Figure 5. The ritual – Blessing the offerings.

Photo: Per Kværne.


  1. ^ 1. Two texts were used during the ritual; they were printed in the same volume, with uninterrupted pagination, in India between 1960 and 1970.

    The first text (pp. 41-84), which serves as a basic text (sgrub gzhung), contains the invocations of the god sMra seng used in the ritual. The title is Shes rab smra ba'i seng ge'i sgrub gzhung ma rig mun sel, “The book of the evocation Lion of Speech, God of Wisdom: (book) which dispels the darkness of ignorance”. According to the colophon, the author of the text is gNam bon Shes rab dong rgyal, also known as sSod nams blo gros (1784-1835), the twenty-second abbot of the monastery of sMan ri, the most important monastery of the Bon religion. He received the ritual from the mouth of sMra seng himself during a vision in a Wood Bird year (1825), on the 15th day of the month of the dragon; however, it was only five years later, in a male Iron Tiger year (1830), on the 15th of the fourth month (sa ga'i zla ba), that he wrote it down “at the request of the scholar Blo gros 'od zer”.

    The second text (pp. 1-39) is entitled Shes rab smra seng gi phyag bzhes rtsi bcud snying po'i rgyun bzang, “The practice (of the ritual) of the Lion of Speech, God of Wisdom: the good flow of the quintessence of the nectar”. Most of this text (pp. 7-38) contains the zin ris, the “aide-mémoire”, of the ritual. The zin ris gives only brief references to the sgrub gzhung, indicating, for example, the first words of a verse to recite.

    According to the colophon of the zin ris, the author is sKam btsun Drung mu nyi wer, also known as g.Yung drung nyi rgyal. Of the latter we know that he was the uncle of Nyi ma bstan 'dzin (born in 1813), the successor of bSod nams blo gros, and that he was from Sde dge. The text was written in an Earth Horse year (1858) in the monastery of sMan ri during a ritual dedicated to sMra seng. The author reports that he was inspired by Blo gros bsod nams himself, who said that the basic text should be explained by using a systematic aide-mémoire.

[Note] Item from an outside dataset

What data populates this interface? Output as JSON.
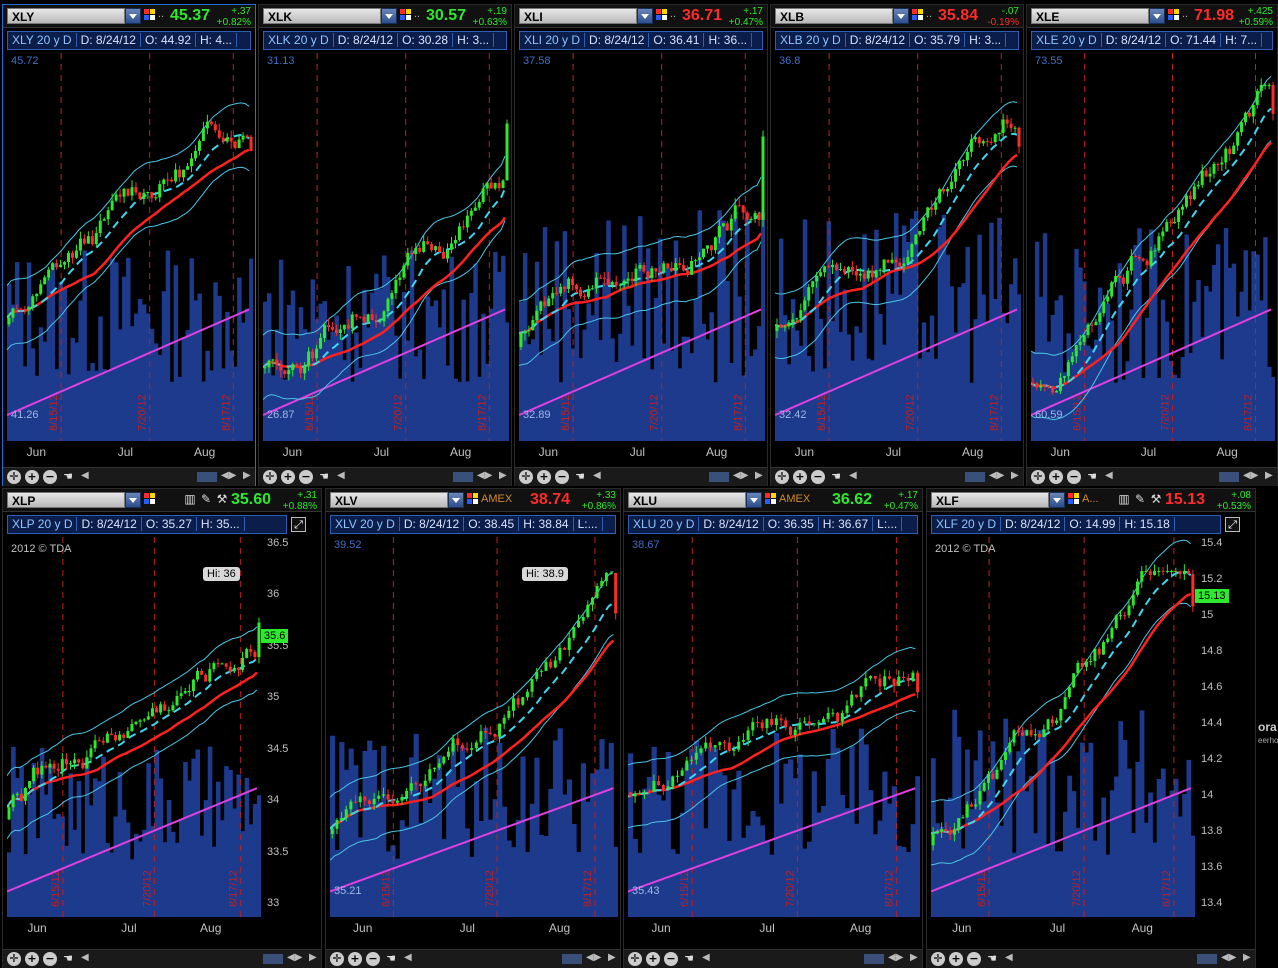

    The first part of the text (pp. 3-7) contains a summary of the history of the ritual, “the explanation of the story that inspires confidence in the ritual” (yid ches par by pa'i lo rgyus bshad pa). Here we find some additional information: in general, all the abbots of sMan ri are emanations (sprul pa) of sMra seng, but the omniscient bSod nams blo gros is one of the “four great emanations of sMra seng” (sMra seng rnam sprul che bzhi). He came from the clan of the dBra, whose members are “Bonpo of the sky” (gnam bon dbra yi gdung las grol ba). The vision of sMra seng in which bSod nams Blo gros had received the ritual occurred in 1825, on the morning of the 15th day of the “month of the dragon”, in the abbey residence of sMan ri monastery.

    The author finishes the colophon by stating: “The basic text, ... with all the initiations, teachings and permissions have been passed on to me, the ignorant Drung mu nyi wer, from mouth to ear, in the same way that one fills an empty vase. He (bSod nams blo gros) told me that I had to write a systematic explanation of each visualisation, etc. (belonging to the ritual). In accordance with this order, I have written this systematic explanation”.

  2. ^2. Summary distributed at the symposium.